Going beyond finite games, this further raised the question of what type of non-convergent behaviors can be observed in continuous games – such as the class of stochastic min-max problems that are typically associated to generative adversarial networks (GANs) in machine learning. This question was one of our primary collaboration axes with EPFL, and led to a joint research project focused on the characterization of the convergence properties of zeroth-, first-, and (scalable) second-order methods in non-convex/non-concave problems. In particular, we showed in that these state-of-the-art min-max optimization algorithms may converge with arbitrarily high probability to attractors that are in no way min-max optimal or even stationary – and, in fact, may not even contain a single stationary point (let alone a Nash equilibrium). Spurious convergence phenomena of this type can arise even in two-dimensional problems, a fact which corroborates the empirical evidence surrounding the formidable difficulty of training GANs.

The topics in this axis emerge from current social and economic questions rather than from a fixed set of mathematical methods. To this end we have identified large trends such as energy efficiency, fairness, privacy, and the growing number of new market places. In addition, COVID has posed new questions that opened new paths of research with strong links to policy making.

Throughout these works, the focus of the team is on modeling aspects of the aforementioned problems, and obtaining strong theoretical results that can give high-level guidelines on the design of markets or of decision-making procedures. Where relevant, we complement those works by measurement studies and audits of existing systems that allow identifying key issues. As this work is driven by topics, rather than methods, it allows for a wide range of collaborations, including with enterprises (e.g., Naverlabs), policy makers, and academics from various fields (economics, policy, epidemiology, etc.).

Other teams at Inria cover some of the societal challenges listed here (e.g., PRIVATICS, COMETE) but rather in isolation. The specificity of POLARIS resides in the breadth of societal topics covered and of the collaborations with non-CS researchers and non-research bodies; as well as in the application of methods such as game theory to those topics.

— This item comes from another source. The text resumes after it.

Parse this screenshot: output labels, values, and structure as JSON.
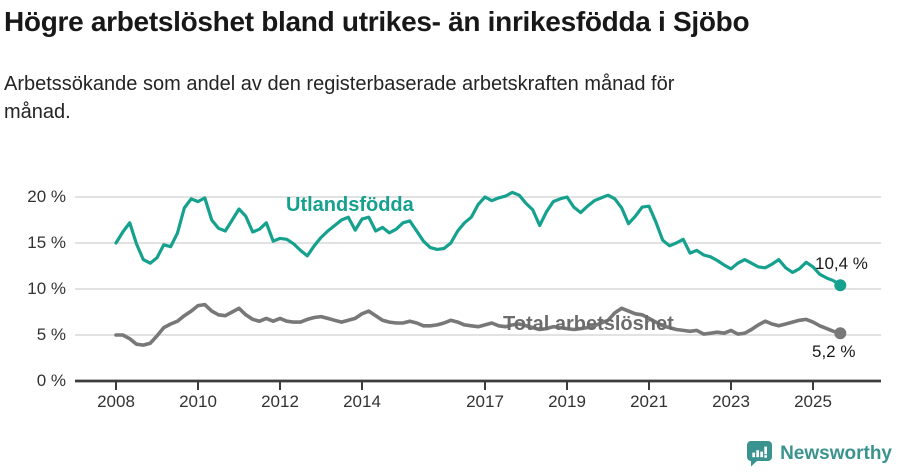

As algorithmic decision-making became increasingly omnipresent in our daily lives (in domains ranging from credits to advertising, hiring, or medicine); it also became increasingly apparent that the outcome of algorithms can be discriminatory for various reasons. Since 2016, the scientific community working on the problem of algorithmic fairness has been exponentially increasing. In this context, in the early days, we worked on better understanding the extent of the problem through measurement in the case of social networks . In particular, in this work, we showed that in advertising platforms, discrimination can occur from multiple different internal processes that cannot be controlled, and we advocate for measuring discrimination on the outcome directly. Then we worked on proposing solutions to guarantee fair representation in online public recommendations (aka trending topics on Twitter) . This is an example of an application in which it was observed that recommendations are typically biased towards some demographic groups. In this work, our proposed solution draws an analogy between recommendation and voting and builds on existing works on fair representation in voting. Finally, in most recent times, we worked on better understanding the sources of discrimination, in the particular simple case of selection problems, and the consequences of fixing it. While most works attribute discrimination to implicit bias of the decision maker , we identified a fundamentally different source of discrimination: Even in the absence of implicit bias in a decision maker’s estimate of candidates’ quality, the estimates may differ between the different groups in their variance—that is, the decision maker’s ability to precisely estimate a candidate’s quality may depend on the candidate’s group . We show that this differential variance leads to discrimination for two reasonable baseline decision makers (group-oblivious and Bayesian optimal). Then we analyze the consequence on the selection utility of imposing fairness mechanisms such as demographic parity or its generalization; in particular we identify some cases for which imposing fairness can improve utility. In , we also study similar questions in the two-stage setting, and derive the optimal selector and the “price of local fairness’’ one pays in utility by imposing that the interim stage be fair.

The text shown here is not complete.